After cold fronts lifted the dense smog that had blanketed Beijing for over a week earlier this month, the city finally returned to normal, its ancient glazed tiles and modern glass walls shimmering against an azure sky.

But under all that hustle and bustle, things are changing.

There is a growing awareness among Beijing residents that have been jolted out of their complacency by the severe pollution and they realize that they have to take the initiative to have a more sustainable lifestyle to reduce waste and to limit emissions.

The first step, for some, is to start with reducing and recycling their kitchen waste.

One such individual is Zhang Shenghuan, who has recently opened a vegan pizza parlor in Beijing's CBD area-Shangsu Pizza.

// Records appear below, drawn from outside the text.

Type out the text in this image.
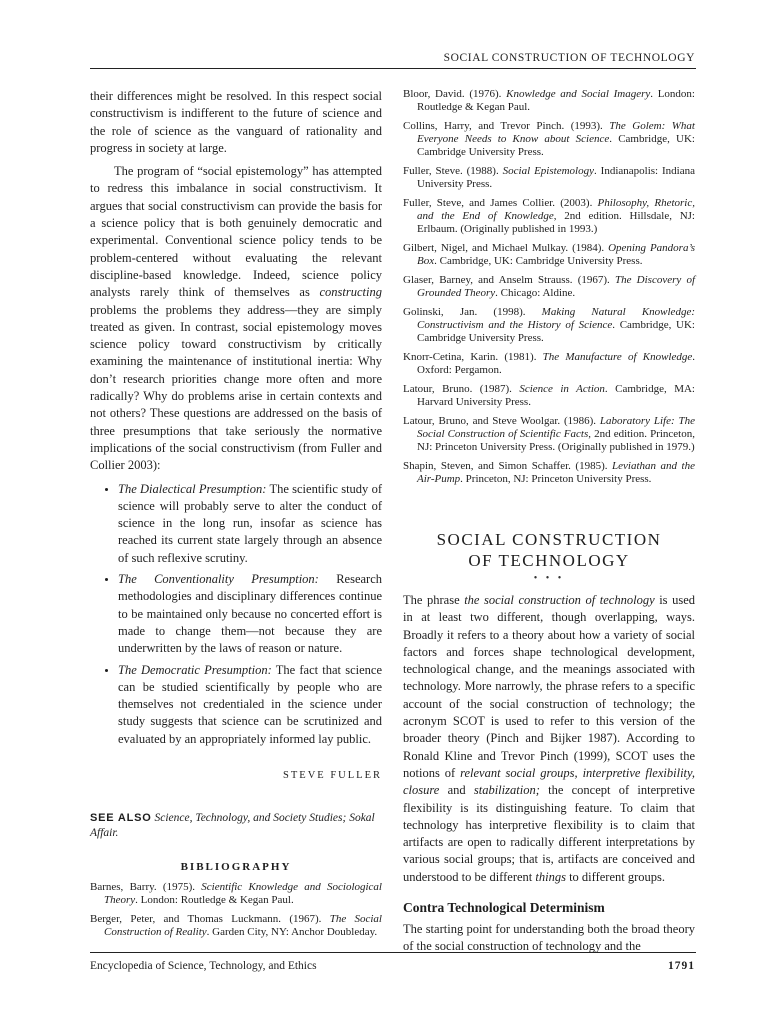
SOCIAL CONSTRUCTION OF TECHNOLOGY

their differences might be resolved. In this respect social constructivism is indifferent to the future of science and the role of science as the vanguard of rationality and progress in society at large.

The program of “social epistemology” has attempted to redress this imbalance in social constructivism. It argues that social constructivism can provide the basis for a science policy that is both genuinely democratic and experimental. Conventional science policy tends to be problem-centered without evaluating the relevant discipline-based knowledge. Indeed, science policy analysts rarely think of themselves as constructing problems the problems they address—they are simply treated as given. In contrast, social epistemology moves science policy toward constructivism by critically examining the maintenance of institutional inertia: Why don’t research priorities change more often and more radically? Why do problems arise in certain contexts and not others? These questions are addressed on the basis of three presumptions that take seriously the normative implications of the social constructivism (from Fuller and Collier 2003):

• The Dialectical Presumption: The scientific study of science will probably serve to alter the conduct of science in the long run, insofar as science has reached its current state largely through an absence of such reflexive scrutiny.
• The Conventionality Presumption: Research methodologies and disciplinary differences continue to be maintained only because no concerted effort is made to change them—not because they are underwritten by the laws of reason or nature.
• The Democratic Presumption: The fact that science can be studied scientifically by people who are themselves not credentialed in the science under study suggests that science can be scrutinized and evaluated by an appropriately informed lay public.
STEVE FULLER
SEE ALSO Science, Technology, and Society Studies; Sokal Affair.
BIBLIOGRAPHY
Barnes, Barry. (1975). Scientific Knowledge and Sociological Theory. London: Routledge & Kegan Paul.
Berger, Peter, and Thomas Luckmann. (1967). The Social Construction of Reality. Garden City, NY: Anchor Doubleday.
Bloor, David. (1976). Knowledge and Social Imagery. London: Routledge & Kegan Paul.
Collins, Harry, and Trevor Pinch. (1993). The Golem: What Everyone Needs to Know about Science. Cambridge, UK: Cambridge University Press.
Fuller, Steve. (1988). Social Epistemology. Indianapolis: Indiana University Press.
Fuller, Steve, and James Collier. (2003). Philosophy, Rhetoric, and the End of Knowledge, 2nd edition. Hillsdale, NJ: Erlbaum. (Originally published in 1993.)
Gilbert, Nigel, and Michael Mulkay. (1984). Opening Pandora’s Box. Cambridge, UK: Cambridge University Press.
Glaser, Barney, and Anselm Strauss. (1967). The Discovery of Grounded Theory. Chicago: Aldine.
Golinski, Jan. (1998). Making Natural Knowledge: Constructivism and the History of Science. Cambridge, UK: Cambridge University Press.
Knorr-Cetina, Karin. (1981). The Manufacture of Knowledge. Oxford: Pergamon.
Latour, Bruno. (1987). Science in Action. Cambridge, MA: Harvard University Press.
Latour, Bruno, and Steve Woolgar. (1986). Laboratory Life: The Social Construction of Scientific Facts, 2nd edition. Princeton, NJ: Princeton University Press. (Originally published in 1979.)
Shapin, Steven, and Simon Schaffer. (1985). Leviathan and the Air-Pump. Princeton, NJ: Princeton University Press.
SOCIAL CONSTRUCTION
OF TECHNOLOGY
• • •

The phrase the social construction of technology is used in at least two different, though overlapping, ways. Broadly it refers to a theory about how a variety of social factors and forces shape technological development, technological change, and the meanings associated with technology. More narrowly, the phrase refers to a specific account of the social construction of technology; the acronym SCOT is used to refer to this version of the broader theory (Pinch and Bijker 1987). According to Ronald Kline and Trevor Pinch (1999), SCOT uses the notions of relevant social groups, interpretive flexibility, closure and stabilization; the concept of interpretive flexibility is its distinguishing feature. To claim that technology has interpretive flexibility is to claim that artifacts are open to radically different interpretations by various social groups; that is, artifacts are conceived and understood to be different things to different groups.

Contra Technological Determinism

The starting point for understanding both the broad theory of the social construction of technology and the

Encyclopedia of Science, Technology, and Ethics	1791
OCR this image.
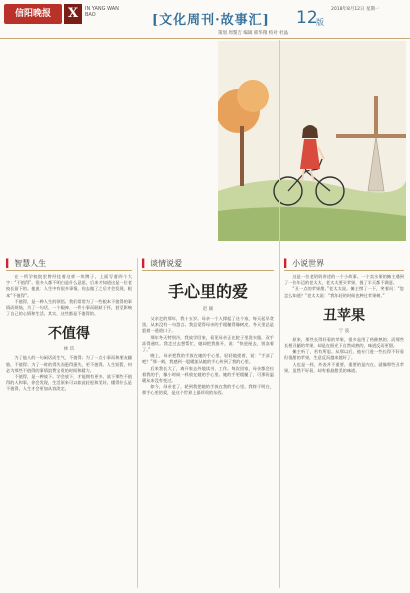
信阳晚报	X	IN YANG WAN BAO	[文化周刊·故事汇] 12
版
2018年8月12日 星期一
策划 周黎吉 编辑 邢华翔 校对 杜晶
▍ 智慧人生

在一所学校院里曾经挂着这样一块牌子，上面写着四个大字：“不值得”。很多人都不明白是什么意思，后来才知道这是一位老校长留下的。他说：人生中有很多事情，你去做了之后才会发现，根本“不值得”。

不值得，是一种人生的领悟。我们常常为了一些根本不值得的事情而烦恼，为了一句话、一个眼神、一件小事而耿耿于怀，甚至影响了自己的心情和生活。其实，这些都是不值得的。

不值得
林 玖

为了他人的一句闲话而生气，不值得；为了一点小事而和朋友翻脸，不值得；为了一时的得失而患得患失，更不值得。人生短暂，何必为那些不值得的事情浪费宝贵的时间和精力。

不值得，是一种放下。学会放下，才能拥有更多。放下那些不值得的人和事，你会发现，生活原来可以如此轻松和美好。懂得什么是不值得，人生才会更加从容淡定。

▍ 谈情说爱
手心里的爱
赵 颖

父亲走的那年，我十五岁。母亲一个人撑起了这个家，每天起早贪黑，从来没有一句怨言。我总觉得母亲的手粗糙得像树皮，冬天里总是裂着一道道口子。

那年冬天特别冷，我放学回家，看见母亲正在院子里洗衣服，双手冻得通红。我走过去想帮忙，她却把我推开，说：“快进屋去，别冻着了。”

晚上，母亲把我的手放在她的手心里，轻轻地搓着，说：“手凉了吧？”那一刻，我感到一股暖流从她的手心传到了我的心里。

后来我长大了，离开家去外地读书、工作。每次回家，母亲都会拉着我的手，像小时候一样放在她的手心里。她的手更粗糙了，可那份温暖从来没有变过。

如今，母亲老了，轮到我把她的手放在我的手心里。我终于明白，那手心里的爱，是这个世界上最珍贵的东西。

▍ 小说世界

这是一位老奶奶讲述的一个小故事。一个卖水果的摊主遇到了一位年迈的老太太，老太太要买苹果，挑了半天都不满意。

“丑一点的苹果甜。”老太太说。摊主愣了一下，笑着问：“您怎么知道？”老太太说：“我年轻的时候也种过苹果树。”

丑苹果
宁 波

原来，那些长得好看的苹果，很多是用了药催熟的；而那些长相丑陋的苹果，却是在阳光下自然成熟的，味道反而更甜。

摊主听了，若有所思。从那以后，他专门进一些长得不好看但很甜的苹果，生意反而越来越好了。

人也是一样，外表并不重要，重要的是内在。就像那些丑苹果，虽然不好看，却有着最甜美的味道。
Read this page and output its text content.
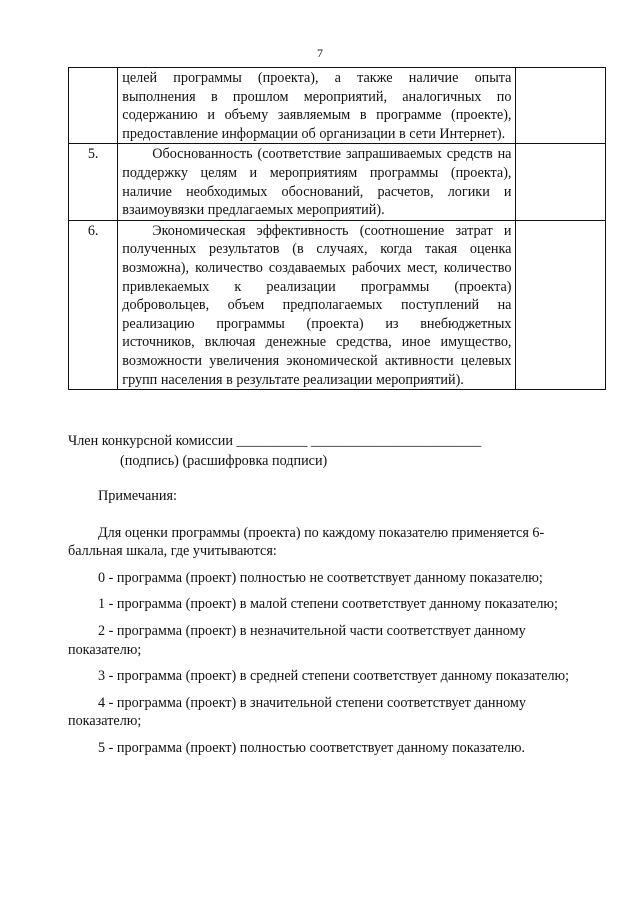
7
	целей программы (проекта), а также наличие опыта выполнения в прошлом мероприятий, аналогичных по содержанию и объему заявляемым в программе (проекте), предоставление информации об организации в сети Интернет).	
5.	Обоснованность (соответствие запрашиваемых средств на поддержку целям и мероприятиям программы (проекта), наличие необходимых обоснований, расчетов, логики и взаимоувязки предлагаемых мероприятий).	
6.	Экономическая эффективность (соотношение затрат и полученных результатов (в случаях, когда такая оценка возможна), количество создаваемых рабочих мест, количество привлекаемых к реализации программы (проекта) добровольцев, объем предполагаемых поступлений на реализацию программы (проекта) из внебюджетных источников, включая денежные средства, иное имущество, возможности увеличения экономической активности целевых групп населения в результате реализации мероприятий).	
Член конкурсной комиссии __________ ________________________
(подпись) (расшифровка подписи)

Примечания:

Для оценки программы (проекта) по каждому показателю применяется 6-балльная шкала, где учитываются:

0 - программа (проект) полностью не соответствует данному показателю;

1 - программа (проект) в малой степени соответствует данному показателю;

2 - программа (проект) в незначительной части соответствует данному показателю;

3 - программа (проект) в средней степени соответствует данному показателю;

4 - программа (проект) в значительной степени соответствует данному показателю;

5 - программа (проект) полностью соответствует данному показателю.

"I set the theme as L-O-V-E: low-carbon, organic, vegan, environmentally friendly," she says. "Instead of a commercial slogan, this requires actual work."

She decided to narrow her menu to a vegan one because she believes that to reduce the human impact on the environment, the simplest and cheapest thing anyone can do is to eat less meat.

"Behind most of the joints of beef or chicken on our plates is a phenomenally wasteful, land-and energy-hungry system of farming that devastates forests and pollutes oceans, rivers, seas and air, is dependent on oil and coal, and is significantly responsible for climate change."

She saves vegetable leftovers and sends them to local farms to be turned into natural fertilizers.

She does not want to throw them into the garbage because the trash bins in her community are only divided into recyclable and non-recyclable.

Most food waste, mixed with their packaging, will eventually reach landfills where it rots and creates methane, a potent greenhouse gas that traps 34 times more heat in the atmosphere per century than carbon dioxide.

Besides, "waste" is not actually waste in Zhang's kitchen. She uses the peels and pulp of fruits such as oranges and pineapples to make a garbage enzyme, a natural solution that canbeused for cleaning as well as fertilizing.